Mom looked worried in the vehicle behind us. We briefly stop for a giraffe. It is a bull. The first question states: “is that a boy or a girl”?
“Boy” I reply.
“Why?”
“He is big and has a big neck and” … I hesitate on the next sentence … “and he is bold on the top of his ossicones… his little horns.”
“O; mommy said you need to look under his legs…”
Kids on safari can be brutally truthful. For us as guides it is refreshing to be challenged on a level where people do not just accept the knowledge that we impart on the group.
Children see the world in a different light. They see the wonder, the beauty and possibility for learning far better than adults do. Too many adults are afraid to ask a ‘stupid’ question; even though ‘stupid questions’ does not exist. Not in my world…

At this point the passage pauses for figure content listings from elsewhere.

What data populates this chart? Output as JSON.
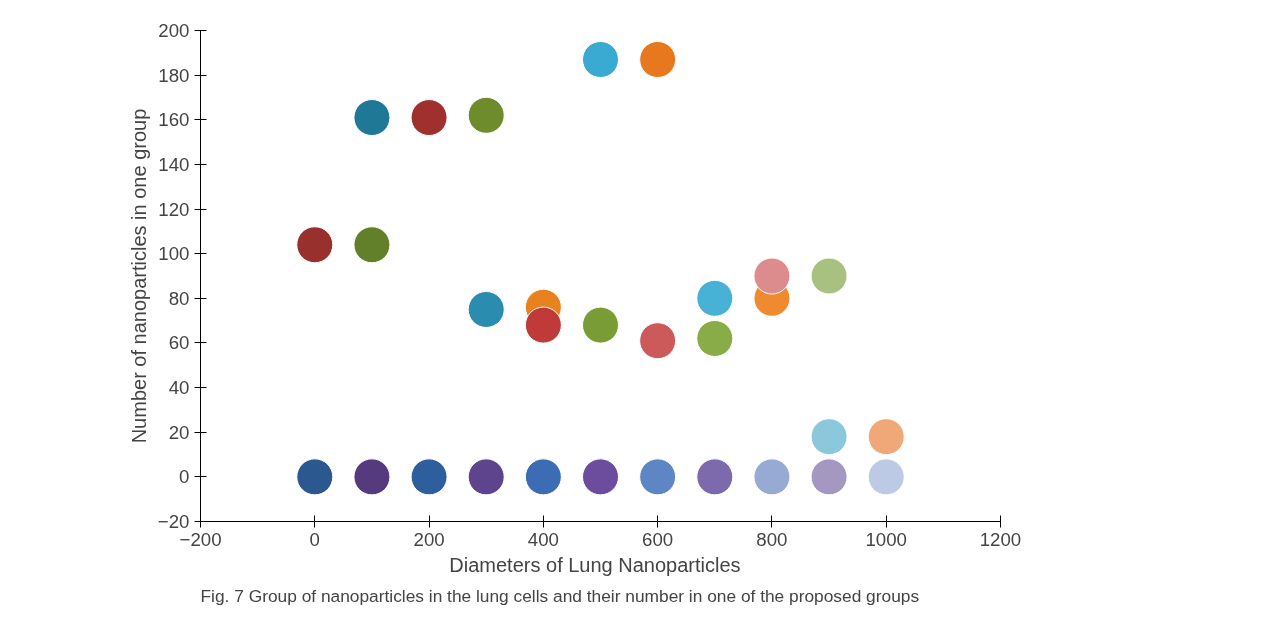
{
  "chart_data": {
    "type": "scatter",
    "xlabel": "Diameters of  Lung  Nanoparticles",
    "ylabel": "Number of nanoparticles in one group",
    "annotations": [
      "Fig. 7 Group of nanoparticles in the lung cells and their number in one of the proposed groups"
    ],
    "xlim": [
      -200,
      1200
    ],
    "ylim": [
      -20,
      200
    ],
    "xticks": [
      -200,
      0,
      200,
      400,
      600,
      800,
      1000,
      1200
    ],
    "yticks": [
      -20,
      0,
      20,
      40,
      60,
      80,
      100,
      120,
      140,
      160,
      180,
      200
    ],
    "grid": false,
    "marker": "circle",
    "series": [
      {
        "x": [
          0,
          100,
          200,
          300,
          400,
          500,
          600,
          700,
          800,
          900,
          1000,
          900,
          1000,
          0,
          100,
          100,
          200,
          300,
          500,
          600,
          300,
          400,
          400,
          500,
          600,
          700,
          700,
          800,
          800,
          900
        ],
        "values": [
          0,
          0,
          0,
          0,
          0,
          0,
          0,
          0,
          0,
          0,
          0,
          18,
          18,
          104,
          104,
          161,
          161,
          162,
          187,
          187,
          75,
          76,
          68,
          68,
          61,
          62,
          80,
          80,
          90,
          90
        ],
        "colors": [
          "#2c5890",
          "#553a7e",
          "#2f5e9e",
          "#5e448c",
          "#3b6cb4",
          "#6c4c9c",
          "#5f86c4",
          "#7d6aac",
          "#96aad4",
          "#a498c2",
          "#bccae6",
          "#8cc8dc",
          "#f0a878",
          "#98302e",
          "#62802a",
          "#1f7896",
          "#a0302e",
          "#6e8c2c",
          "#3aaad2",
          "#e8781e",
          "#2a8cae",
          "#e8821e",
          "#c03a3a",
          "#7a9c34",
          "#cc5a5a",
          "#8aac48",
          "#48b2d6",
          "#f08a30",
          "#dc8c8c",
          "#a8c080"
        ]
      }
    ]
  }
}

Kids, on the other hand, will ask the all-important question: “WHY?” And they will not relent until satisfied with your answer.

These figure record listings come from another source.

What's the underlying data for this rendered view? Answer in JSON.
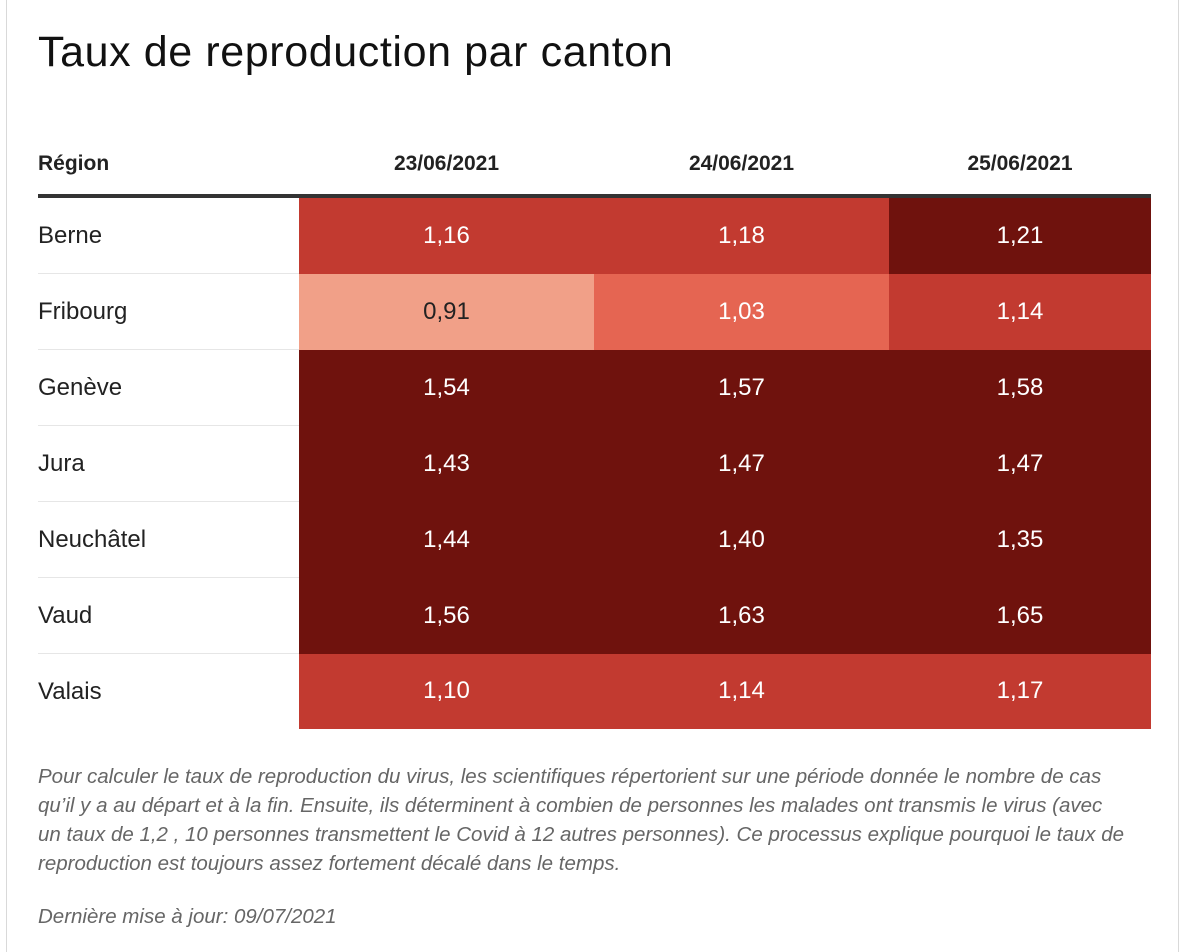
{
  "title": "Taux de reproduction par canton",
  "colors": {
    "lowest": "#f1a088",
    "low": "#e56552",
    "mid": "#c23a30",
    "high": "#6f120d",
    "text_light": "#ffffff",
    "text_dark": "#222222"
  },
  "chart_data": {
    "type": "table",
    "columns": [
      "Région",
      "23/06/2021",
      "24/06/2021",
      "25/06/2021"
    ],
    "rows": [
      {
        "region": "Berne",
        "values": [
          "1,16",
          "1,18",
          "1,21"
        ],
        "shades": [
          "mid",
          "mid",
          "high"
        ]
      },
      {
        "region": "Fribourg",
        "values": [
          "0,91",
          "1,03",
          "1,14"
        ],
        "shades": [
          "lowest",
          "low",
          "mid"
        ]
      },
      {
        "region": "Genève",
        "values": [
          "1,54",
          "1,57",
          "1,58"
        ],
        "shades": [
          "high",
          "high",
          "high"
        ]
      },
      {
        "region": "Jura",
        "values": [
          "1,43",
          "1,47",
          "1,47"
        ],
        "shades": [
          "high",
          "high",
          "high"
        ]
      },
      {
        "region": "Neuchâtel",
        "values": [
          "1,44",
          "1,40",
          "1,35"
        ],
        "shades": [
          "high",
          "high",
          "high"
        ]
      },
      {
        "region": "Vaud",
        "values": [
          "1,56",
          "1,63",
          "1,65"
        ],
        "shades": [
          "high",
          "high",
          "high"
        ]
      },
      {
        "region": "Valais",
        "values": [
          "1,10",
          "1,14",
          "1,17"
        ],
        "shades": [
          "mid",
          "mid",
          "mid"
        ]
      }
    ]
  },
  "note": "Pour calculer le taux de reproduction du virus, les scientifiques répertorient sur une période donnée le nombre de cas qu’il y a au départ et à la fin. Ensuite, ils déterminent à combien de personnes les malades ont transmis le virus (avec un taux de 1,2 , 10 personnes transmettent le Covid à 12 autres personnes). Ce processus explique pourquoi le taux de reproduction est toujours assez fortement décalé dans le temps.",
  "updated": "Dernière mise à jour: 09/07/2021"
}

We were stopped at a sandy intersection looking at some very large and reasonably fresh lion tracks. I had two children next to me in a safe position to look at these tracks. They were of an impressive size, easily swallowing the handprint of a four-year-old human.

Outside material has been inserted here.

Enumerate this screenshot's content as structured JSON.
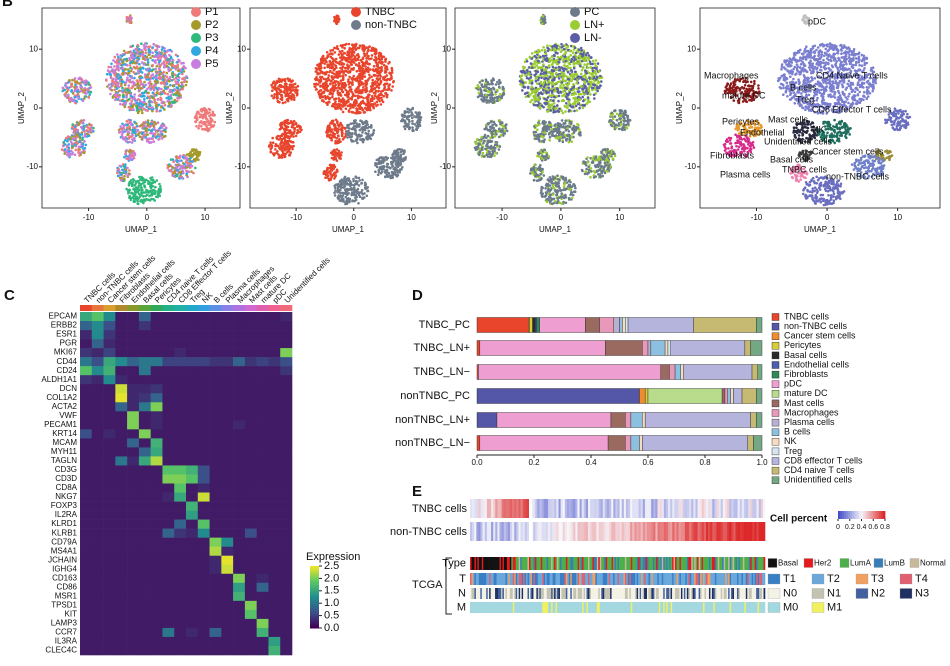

“Where did he go?”, one of the grownups asks.
“That way” replied my apprentice tracker, pointing down the road at the pugmarks. “…and he was walking slowly” added his sister.
“How so?” I ask. I get a quizzical look. How could I, the master of the bush, ask such a dumb question?
“Easy”, comes the answer. “Look.”
At this the lithe little body hops from one track to the next. “See?” comes the answer triumphantly. “If he was running, I would be running too!”
How can you argue such logic?
That same afternoon we had a sundowner stop near the Mokolo river. After quickly fixing a drink for the adults, I was lured to the children. They were on their hand and knees in the sand.
“What are these?” came the question, referring to a conical shape divot in the sand.
“Antlion larva”, I replied. “Watch this!”
Carefully a feather of grass became an ant. A few grains of sand rolled down the slope of the trap. A few more. The sand exploded with two razor sharp mandibles grappling with the grass in my hand. The children sat transfixed. I wrestled the small predator to the surface. In my hand it looked minute; not at all the savage monster it really is.
“Cool!” exclaimed the kids. “Yuck!” exclaimed the adults.
The rest of the afternoon was spent peering down the wrong end of our binoculars. Inverted, binoculars work very much like a crude microscope. We looked, dissected, touched, felt and smelled various seeds, leaves and other biotic material. We had a whale of a time!
After packing the rests of our sundowner stop and firing up the spotlight with both children now safely ensconced in the front seat, we made our way homewards. The therapeutic chuckle of the diesel motor, the rocking of the vehicle and the monotony of the spotlight’s left and right journey through the bush proved too much.
Both the young ones gently fell asleep, dreaming of tomorrows adventures and the questions they might ask.